Reuters agrees Thomson takeover
British news and data provider accepts $17.2bn bid from Canadian corporation.

Both companies expect to make over $500 million of annual savings within three years of the deal’s completion.
Abilities combined
Glocer declined to predict how long the takeover process would take but said disposals were unlikely.
“We believe that the formation of Thomson-Reuters marks a watershed in the global information business” Pehr Gyllenhammar, chairman of Reuters’ trustees |
“I would not expect we would need to make any divestitures,” he said.
The companies say the merger will combine Reuters’ aptitude in handling real-time data and news and Thomson’s reserves of historical information.
“We believe that the formation of Thomson-Reuters marks a watershed in the global information business, and will underpin the strength, integrity and sustainability of Reuters as a global leader in news and financial information for many years to come,” said Pehr Gyllenhammar, chairman of Reuters’ trustees.
The Thomson family, which owns 70 per cent of Thomson Corp via its Woodbridge holding company, backs the takeover.

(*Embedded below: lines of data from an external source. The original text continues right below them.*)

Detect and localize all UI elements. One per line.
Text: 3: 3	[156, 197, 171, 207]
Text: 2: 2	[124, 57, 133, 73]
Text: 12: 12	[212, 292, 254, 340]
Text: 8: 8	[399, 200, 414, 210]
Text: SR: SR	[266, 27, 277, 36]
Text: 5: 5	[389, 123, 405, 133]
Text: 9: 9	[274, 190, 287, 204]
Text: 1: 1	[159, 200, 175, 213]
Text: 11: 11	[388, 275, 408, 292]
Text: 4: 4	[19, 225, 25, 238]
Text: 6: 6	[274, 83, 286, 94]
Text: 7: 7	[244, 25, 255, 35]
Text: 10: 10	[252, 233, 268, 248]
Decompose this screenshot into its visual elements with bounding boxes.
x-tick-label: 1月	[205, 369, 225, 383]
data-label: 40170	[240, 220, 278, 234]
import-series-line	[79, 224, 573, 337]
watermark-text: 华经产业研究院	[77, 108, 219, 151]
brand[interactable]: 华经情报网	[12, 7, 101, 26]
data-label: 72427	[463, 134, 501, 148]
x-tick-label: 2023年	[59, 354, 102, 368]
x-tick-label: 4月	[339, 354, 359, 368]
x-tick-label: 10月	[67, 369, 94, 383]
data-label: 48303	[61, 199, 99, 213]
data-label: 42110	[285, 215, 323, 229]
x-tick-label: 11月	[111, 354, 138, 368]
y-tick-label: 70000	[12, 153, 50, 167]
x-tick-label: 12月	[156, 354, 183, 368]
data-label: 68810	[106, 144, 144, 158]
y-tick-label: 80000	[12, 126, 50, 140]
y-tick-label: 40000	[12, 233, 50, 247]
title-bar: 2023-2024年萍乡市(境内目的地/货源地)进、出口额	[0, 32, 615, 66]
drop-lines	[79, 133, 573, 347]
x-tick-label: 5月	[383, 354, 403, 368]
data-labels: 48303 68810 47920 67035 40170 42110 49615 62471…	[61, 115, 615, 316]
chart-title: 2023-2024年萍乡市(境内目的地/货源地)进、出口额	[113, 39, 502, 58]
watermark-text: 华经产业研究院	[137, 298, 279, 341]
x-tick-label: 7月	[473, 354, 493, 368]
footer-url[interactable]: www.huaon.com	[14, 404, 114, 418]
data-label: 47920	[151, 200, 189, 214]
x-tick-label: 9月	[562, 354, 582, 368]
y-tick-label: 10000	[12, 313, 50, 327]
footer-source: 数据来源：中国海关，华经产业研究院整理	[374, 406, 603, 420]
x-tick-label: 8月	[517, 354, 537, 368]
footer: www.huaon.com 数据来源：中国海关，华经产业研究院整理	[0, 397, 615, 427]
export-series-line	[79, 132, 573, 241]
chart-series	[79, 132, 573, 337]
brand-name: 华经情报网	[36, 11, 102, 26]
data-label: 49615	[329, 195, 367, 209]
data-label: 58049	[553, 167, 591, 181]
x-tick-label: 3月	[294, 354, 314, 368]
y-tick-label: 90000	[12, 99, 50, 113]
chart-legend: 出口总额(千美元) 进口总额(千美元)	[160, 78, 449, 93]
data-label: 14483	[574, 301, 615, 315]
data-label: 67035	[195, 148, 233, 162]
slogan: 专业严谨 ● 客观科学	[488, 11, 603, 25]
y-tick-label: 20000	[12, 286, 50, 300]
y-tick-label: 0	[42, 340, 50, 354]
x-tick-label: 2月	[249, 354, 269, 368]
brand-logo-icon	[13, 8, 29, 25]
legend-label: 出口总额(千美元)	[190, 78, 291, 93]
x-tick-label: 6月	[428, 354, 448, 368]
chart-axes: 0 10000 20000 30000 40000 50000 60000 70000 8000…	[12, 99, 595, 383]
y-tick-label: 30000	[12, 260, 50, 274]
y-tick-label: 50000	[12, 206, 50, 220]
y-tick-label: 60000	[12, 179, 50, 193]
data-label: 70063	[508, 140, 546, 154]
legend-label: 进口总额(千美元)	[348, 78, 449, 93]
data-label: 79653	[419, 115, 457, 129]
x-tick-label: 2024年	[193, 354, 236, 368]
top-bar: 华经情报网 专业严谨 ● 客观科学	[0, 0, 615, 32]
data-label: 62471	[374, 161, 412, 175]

Some Reuters investors say the offer of 352.5 pence ($6.97) and 0.16 Thomson shares for each Reuters share is fair.
At Monday’s closing prices, the combined offer is worth 692 pence ($13.69) per share.
Reuters shares gained 2.8 percent to 622.5 pence by 0802 GMT, a discount of 10 percent.
Market leader
Glocer said Thomson-Reuters will have revenues of more than $11 billion.
Sixty per cent of the group’s overall revenue will come from its financial information and news business, to be called Reuters.
Forty per cent of overall revenue will come from the new Thomson-Reuters Professional arm, which will handle law, tax and science information.
With 34 per cent of the financial information market, Thomson-Reuters will overtake Bloomberg LP, which has 33 per cent, according to Inside Market Data, an industry newspaper.
As long as it remains under the control of the Thomson family, Woodbridge will own 53 per cent of Thomson-Reuters.
This level of ownership is well above the 15 per cent shareholding limit set by the Reuters Trust Principles, which set ethics on maintaining integrity, independence and freedom from bias.
Reuters journalists have expressed alarm at the takeover, claiming that the principles would be threatened if a single shareholder assumed majority control of the company.
Unions representing Reuters staff in Britain, Canada and the United States wrote to the Reuters Founders Share Company on Monday expressing “deep concern”.